Noch ist nicht ausgemacht, wer die Oberhand in der Diskussion bekommt: Das Familienbild, dem man so gerne in konservativen Kreisen nachträumt oder eine Politik der Wirklichkeit, die anerkennt, dass es immer mehr Alleinerziehende oder Frauen mit guter Ausbildung gibt, die Beruf und Familie zusammenbringen wollen und müssen. Eine Weichenstellung, die für die Frauen in der ASF kein politischer Nebenschauplatz ist, sondern eine elementare Zustimmungsfrage zur „Großen Koalition“, so die ASF-Vorsitzende. Dabei ist für mich unstrittig, dass auch in der CDU endlich die Sachlage zur Familienpolitik geklärt wird. Wir sind es leid, dass neben den hoffnungsvollen bundespolitischen Reden, in den Ländern - Niedersachsen ist dabei ganz vorne - nicht nur bei der Bereitstellung von Betreuungsplätzen für unter Dreijährige, sondern auch bei der Frauenförderung mit dem Gleichstellungsgesetz und den Einschränkungen bei den kommunalen Frauenbeauftragten, eine Politik gemacht wird, die weder modern noch, wie der Blick auf andere Länder im europäischen Vergleich zeigt, zukunftsweisend und erfolgreich ist.
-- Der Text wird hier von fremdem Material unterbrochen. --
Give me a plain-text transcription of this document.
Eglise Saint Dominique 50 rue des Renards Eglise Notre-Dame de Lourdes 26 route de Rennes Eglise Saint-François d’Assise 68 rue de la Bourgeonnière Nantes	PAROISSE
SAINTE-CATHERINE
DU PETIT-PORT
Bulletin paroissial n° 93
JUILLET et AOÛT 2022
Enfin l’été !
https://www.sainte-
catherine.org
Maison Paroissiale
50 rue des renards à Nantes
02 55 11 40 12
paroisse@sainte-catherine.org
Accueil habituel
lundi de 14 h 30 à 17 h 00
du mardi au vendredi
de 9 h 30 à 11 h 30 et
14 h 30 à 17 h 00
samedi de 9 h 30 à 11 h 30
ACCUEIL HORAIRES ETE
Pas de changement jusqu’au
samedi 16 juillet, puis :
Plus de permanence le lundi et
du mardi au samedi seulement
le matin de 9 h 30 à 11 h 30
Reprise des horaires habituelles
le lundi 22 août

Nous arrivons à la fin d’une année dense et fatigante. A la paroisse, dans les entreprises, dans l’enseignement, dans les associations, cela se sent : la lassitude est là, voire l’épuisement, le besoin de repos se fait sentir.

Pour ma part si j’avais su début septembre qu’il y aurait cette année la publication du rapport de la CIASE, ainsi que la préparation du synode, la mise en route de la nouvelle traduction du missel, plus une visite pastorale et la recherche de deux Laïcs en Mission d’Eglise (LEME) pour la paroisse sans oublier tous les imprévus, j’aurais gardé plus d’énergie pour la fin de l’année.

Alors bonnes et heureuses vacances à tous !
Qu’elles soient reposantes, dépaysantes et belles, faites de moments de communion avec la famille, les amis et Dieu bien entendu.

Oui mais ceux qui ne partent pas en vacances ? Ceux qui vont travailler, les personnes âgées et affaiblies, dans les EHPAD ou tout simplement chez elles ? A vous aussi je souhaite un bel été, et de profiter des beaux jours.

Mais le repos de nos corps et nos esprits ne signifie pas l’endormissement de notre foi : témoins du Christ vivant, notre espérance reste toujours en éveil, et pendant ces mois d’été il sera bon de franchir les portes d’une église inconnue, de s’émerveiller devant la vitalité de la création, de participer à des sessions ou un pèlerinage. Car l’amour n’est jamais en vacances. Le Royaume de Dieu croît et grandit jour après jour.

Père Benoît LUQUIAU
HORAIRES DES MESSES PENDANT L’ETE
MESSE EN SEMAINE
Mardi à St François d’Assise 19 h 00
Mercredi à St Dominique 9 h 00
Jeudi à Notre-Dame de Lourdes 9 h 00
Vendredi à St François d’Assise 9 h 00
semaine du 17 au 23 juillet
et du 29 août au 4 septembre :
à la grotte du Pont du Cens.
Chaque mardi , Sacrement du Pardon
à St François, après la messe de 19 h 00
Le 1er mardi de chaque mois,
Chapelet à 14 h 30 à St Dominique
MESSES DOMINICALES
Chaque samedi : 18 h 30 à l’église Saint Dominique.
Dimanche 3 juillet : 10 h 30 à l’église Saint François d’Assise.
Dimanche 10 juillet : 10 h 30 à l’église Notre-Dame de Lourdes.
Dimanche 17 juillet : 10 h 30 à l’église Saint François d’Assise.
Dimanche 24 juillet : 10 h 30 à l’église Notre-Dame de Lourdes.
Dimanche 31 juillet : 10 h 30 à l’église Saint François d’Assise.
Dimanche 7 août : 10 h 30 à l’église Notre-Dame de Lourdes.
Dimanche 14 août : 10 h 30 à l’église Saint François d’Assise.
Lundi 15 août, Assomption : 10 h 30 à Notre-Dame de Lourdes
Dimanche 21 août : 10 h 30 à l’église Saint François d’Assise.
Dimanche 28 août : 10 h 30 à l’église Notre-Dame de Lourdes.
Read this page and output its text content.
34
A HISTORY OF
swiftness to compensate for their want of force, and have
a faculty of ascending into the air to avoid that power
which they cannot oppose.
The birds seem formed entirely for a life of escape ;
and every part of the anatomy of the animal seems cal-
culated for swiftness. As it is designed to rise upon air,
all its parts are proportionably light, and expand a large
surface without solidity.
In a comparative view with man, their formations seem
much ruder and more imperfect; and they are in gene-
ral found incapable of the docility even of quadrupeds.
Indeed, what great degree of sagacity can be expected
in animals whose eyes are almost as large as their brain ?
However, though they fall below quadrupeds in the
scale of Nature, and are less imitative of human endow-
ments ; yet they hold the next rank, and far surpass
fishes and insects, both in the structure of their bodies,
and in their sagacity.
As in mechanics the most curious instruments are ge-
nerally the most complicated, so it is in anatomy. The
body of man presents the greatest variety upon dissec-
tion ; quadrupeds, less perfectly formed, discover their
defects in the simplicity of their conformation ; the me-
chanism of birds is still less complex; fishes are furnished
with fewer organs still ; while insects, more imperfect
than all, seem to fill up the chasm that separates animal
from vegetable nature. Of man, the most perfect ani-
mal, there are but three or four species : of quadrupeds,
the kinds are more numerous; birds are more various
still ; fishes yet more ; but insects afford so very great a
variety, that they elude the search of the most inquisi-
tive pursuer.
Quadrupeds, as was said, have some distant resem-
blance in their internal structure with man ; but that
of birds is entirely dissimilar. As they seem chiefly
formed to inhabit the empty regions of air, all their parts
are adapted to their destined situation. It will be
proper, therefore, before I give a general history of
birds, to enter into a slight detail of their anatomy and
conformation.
Nagelproben sind Krippenplätze und Betreuungsgeld
Für Sozialdemokratinnen kann es mit „Betreuungsgeld“ wie es Stoiber vorgestern, Beckstein gestern und Oettinger heute fordern, nicht gehen. Wer den Kreislauf von bildungsferneren oder ärmeren Familien, somit schlechteren Voraussetzungen in der Bildungsentwicklung, durchbrechen will, kann nur in direkte Bildungsentwicklung investieren. „Wie viele Pisa-Studien brauchen wir denn noch, um in dieser Frage endlich einen gesellschaftlichen Konsens herzustellen“, so Ulla Groskurt wörtlich. Wer eine moderne Familienpolitik und Wahlfreiheit für Eltern will, braucht jetzt einen schnellen und qualitätsorientierten Ausbau. Dass Niedersachsen hierbei auf den letzten Platz gerutscht ist, ist eine wirkliche Blamage. Sollte es einen Bildungsgutschein, wie Familienministerin von der Leyen ihn favorisiert, geben, werden sich die Familien davon sicher keine Bundstifte kaufen wollen. Insoweit gilt für alle Länder, dass bis 2013 für jedes dritte Kind ein Betreuungsplatz vorhanden ist. Bezeichnend ist, so die Landtagsabgeordnete, dass Niedersachsen erst einmal die Zahlen des statistischen Bundesamtes in Zweifel gezogen hat. Dass hier nur für jedes zwanzigste Kind ein Angebot vorhanden ist, ist zudem nur ein niedersächsischer Durchschnittwert, der die Gegebenheiten in einigen Regionen überhaupt nicht wiedergibt und er ist ein bezeichnender Ausdruck gewollt nachteiliger Familienpolitik.